I had to do something similar when making the TypeSystemRust prototype.
I don’t have a huge stake in LLDB’s API design, but it seems like wrapping it in such a way that it adheres closely to the SymbolFileDWARF/DWARFASTParser API would make it the easiest for users. That’s more or less what I did in my implementation, and then just wrapped the existing PdbAstBuilder functions in those (though the exact code isn’t super well tested so be careful if you use any part of it).
Could you elaborate a bit on the pain-points you’ve encountered?
When implementing a custom language, the major differentiating factor is how you interpret the debug info, and by extension, what the in-memory representation of that interpreted debug info is. Using Clang’s types often requires a ton of hacks because the concepts of your language doesn’t always map to the C/C++'s concepts. An example I often use is Rust’s references, which are borrowing pointers. In C++, references aren’t objects and aren’t guaranteed to occupy memory. That means no array-of-ref, no ref-to-ref, whereas those things are completely acceptable constructs in Rust.
There’s not a good way to get clang to represent what rust wants, so you have to add a bunch of hacks to account for it. Most of those hacks can be accomplished by the frontend (SB API) or via the debug info you output in the first place (e.g. outputting refs as typedefed pointers).

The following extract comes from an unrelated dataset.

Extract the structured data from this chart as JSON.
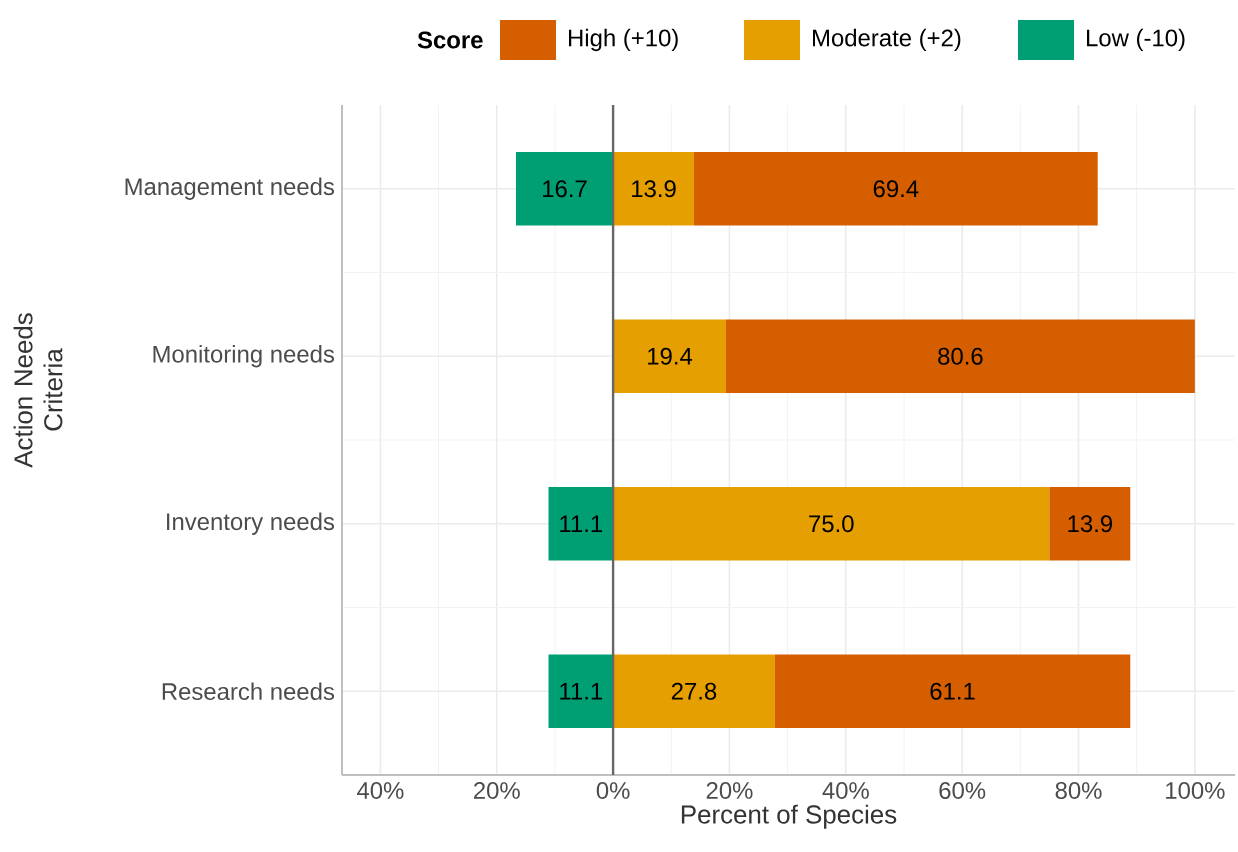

If you want it to be handled “natively” by LLDB, you need to add a TypeSystem, and the TypeSystem will require a bespoke LangType representation. If you were to make a TypeSystem that supports PDB, without changing SymbolFileNativePDB at all, you would essentially need your TypeSystem to call into TypeSystemClang and then reinterpret the objects you get from that into your LangType objects. It’s wasteful computationally, adds additional barriers to creating a type system (i.e. I don’t want to have to learn how clang’s types work to make my TypeSystem), and will always be “lossy” because you lose the debug info that TypeSystemClang decided not to care about/represent.
Should UdtRecordCompleter get a new name as well (to indicate that it’s Clang specific)?
Ideally it’d be great if it could be generalized to be useful for other languages (e.g. essentially re-exposes the raw PDB data in a way that’s more convenient to work with). At the absolute least, FieldListDeserializer should be made less awkward to use and/or documented in any way. It was baffling enough that I almost wrote my own code to parse the raw field list bytes.
I wrote an entire blog post about implementing PDB support for TypeSystemRust if you’re interested in some of the rationale and pain points. For example, one question that needs to be answered if SymbolFileNativePDB is to support other languages is: how do you associate a specific type with a specific language? Unlike DWARF, iirc the types are all just in a big global pile. They’re not super easy to associate with their compile unit with the way things are currently structured.